Krok 2. Rozgrzewka kolan i kostek
To właśnie kolana i kostki – a dokładnie ich forma – odpowiadają za mocne odbicie i pewne lądowanie. Dlatego nie ma mowy o tym, aby pomijać ich rozgrzewkę. Kostki rozgrzejesz, „rysując nimi” okręgi na podłodze. Wyginaj staw skokowy na wszystkie strony – najbardziej jak możesz. Natomiast aby przygotować do gry czy meczu treningowego kolana, możesz wykonać serię wykroków w przód i w tył.
Krok 3. Rozluźnij plecy
Przed wymagającym treningiem i meczem musisz pozwolić sobie na chwilę relaksu. Rozluźnij mięśnie, a zwłaszcza plecy i kark. Wykonuj okrężne ruchy głową – zgodnie z ruchem wskazówek zegara, a zaraz potem w odwrotnym kierunku. Następnie pochyl luźno ciało do przodu – stojąc w lekkim rozkroku. Niech twoje ręce swobodnie zwisają – możesz też delikatnie nimi kołysać.
ĆWICZENIA NA SKOCZNOŚĆ I KOORDYNACJĘ RUCHOWĄ
Do tego etapu rozgrzewki najlepiej przygotujesz się, wykorzystując akcesoria treningowe. Przyda ci się np. zestaw kijków do skakania.
Dzięki niemu możesz wykonywać różne ćwiczenia pomagające rozgrzać ci nogi tak, aby poprawić ich skoczność w czasie meczu. Możesz stworzyć z nich miniaturowy tor przeszkód, skakać przez nie w przód i w tył. Kijki, będące przeszkodami, możesz też mocować na różnej wysokości dopasowanej do twoich możliwości fizycznych i rodzaju ćwiczeń.
Natomiast by przed meczem podkręcić swoją koordynację ruchową, przydadzą ci się ćwiczenia z drabinką.
Drabinkę KEMPA wykorzystasz do krótkich, poprawiających koordynację biegów – naprzemiennych, skrzyżnych czy bocznych. Można na niej wykonywać także skip A, B i C, ale w taki sposób, aby nie nadepnąć na żaden z jej elementów.

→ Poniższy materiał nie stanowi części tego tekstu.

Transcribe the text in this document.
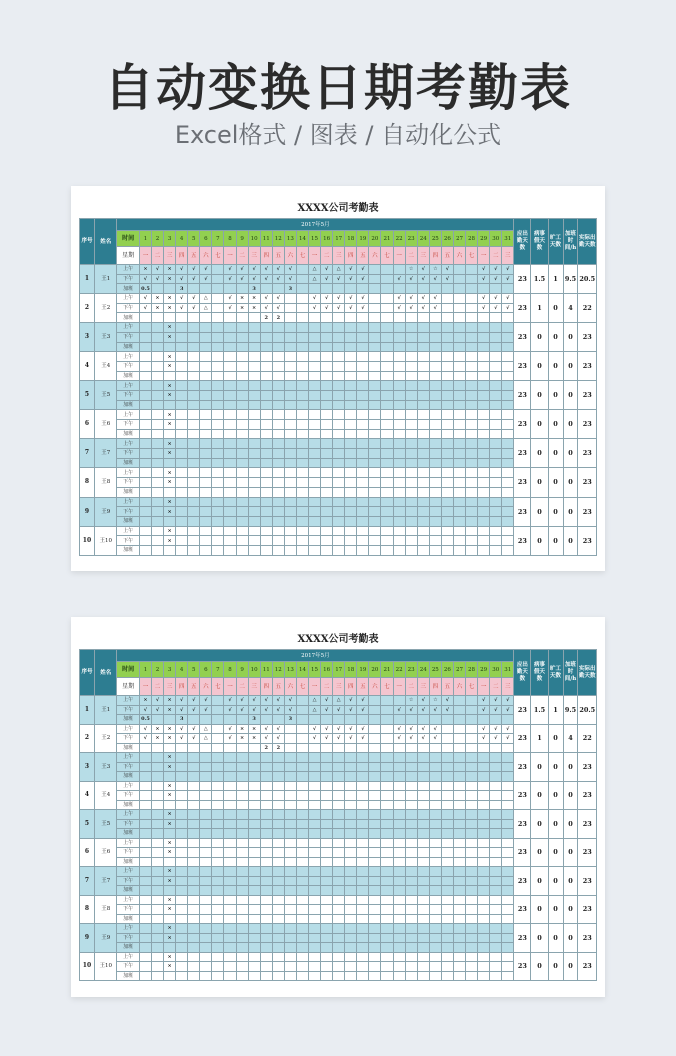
自动变换日期考勤表
Excel格式 / 图表 / 自动化公式
XXXX公司考勤表
序号	姓名	2017年5月																																应出勤天数	病事假天数	旷工天数	加班时间/h	实际出勤天数
		时间	1	2	3	4	5	6	7	8	9	10	11	12	13	14	15	16	17	18	19	20	21	22	23	24	25	26	27	28	29	30	31					
		星期	一	二	三	四	五	六	七	一	二	三	四	五	六	七	一	二	三	四	五	六	七	一	二	三	四	五	六	七	一	二	三					
1	王1	上午	×	√	×	√	√	√		√	√	√	√	√	√		△	√	△	√	√				☆	√	☆	√			√	√	√	23	1.5	1	9.5	20.5
		下午	√	√	×	√	√	√		√	√	√	√	√	√		△	√	√	√	√			√	√	√	√	√			√	√	√					
		加班	0.5			3						3			3																							
2	王2	上午	√	×	×	√	√	△		√	×	×	√	√			√	√	√	√	√			√	√	√	√				√	√	√	23	1	0	4	22
		下午	√	×	×	√	√	△		√	×	×	√	√			√	√	√	√	√			√	√	√	√				√	√	√					
		加班											2	2																								
3	王3	上午			×																													23	0	0	0	23
		下午			×																																	
		加班																																				
4	王4	上午			×																													23	0	0	0	23
		下午			×																																	
		加班																																				
5	王5	上午			×																													23	0	0	0	23
		下午			×																																	
		加班																																				
6	王6	上午			×																													23	0	0	0	23
		下午			×																																	
		加班																																				
7	王7	上午			×																													23	0	0	0	23
		下午			×																																	
		加班																																				
8	王8	上午			×																													23	0	0	0	23
		下午			×																																	
		加班																																				
9	王9	上午			×																													23	0	0	0	23
		下午			×																																	
		加班																																				
10	王10	上午			×																													23	0	0	0	23
		下午			×																																	
		加班																																				
XXXX公司考勤表
序号	姓名	2017年5月																																应出勤天数	病事假天数	旷工天数	加班时间/h	实际出勤天数
		时间	1	2	3	4	5	6	7	8	9	10	11	12	13	14	15	16	17	18	19	20	21	22	23	24	25	26	27	28	29	30	31					
		星期	一	二	三	四	五	六	七	一	二	三	四	五	六	七	一	二	三	四	五	六	七	一	二	三	四	五	六	七	一	二	三					
1	王1	上午	×	√	×	√	√	√		√	√	√	√	√	√		△	√	△	√	√				☆	√	☆	√			√	√	√	23	1.5	1	9.5	20.5
		下午	√	√	×	√	√	√		√	√	√	√	√	√		△	√	√	√	√			√	√	√	√	√			√	√	√					
		加班	0.5			3						3			3																							
2	王2	上午	√	×	×	√	√	△		√	×	×	√	√			√	√	√	√	√			√	√	√	√				√	√	√	23	1	0	4	22
		下午	√	×	×	√	√	△		√	×	×	√	√			√	√	√	√	√			√	√	√	√				√	√	√					
		加班											2	2																								
3	王3	上午			×																													23	0	0	0	23
		下午			×																																	
		加班																																				
4	王4	上午			×																													23	0	0	0	23
		下午			×																																	
		加班																																				
5	王5	上午			×																													23	0	0	0	23
		下午			×																																	
		加班																																				
6	王6	上午			×																													23	0	0	0	23
		下午			×																																	
		加班																																				
7	王7	上午			×																													23	0	0	0	23
		下午			×																																	
		加班																																				
8	王8	上午			×																													23	0	0	0	23
		下午			×																																	
		加班																																				
9	王9	上午			×																													23	0	0	0	23
		下午			×																																	
		加班																																				
10	王10	上午			×																													23	0	0	0	23
		下午			×																																	
		加班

Oprócz tego wykorzystasz ją do wykonywania dynamicznych, różnorodnych skoków – w przód i w tył, obunóż, naprzemiennych czy na jednej nodze.
Dobry i efektywny trening oraz maksymalna skuteczność podczas meczu to w dużym stopniu zasługa rzetelnej rozgrzewki. Jeśli grasz w siatkówkę, nigdy z niej nie rezygnuj. W najlepszym razie skończy się to gorszą formą na boisku, a w najgorszym kontuzją.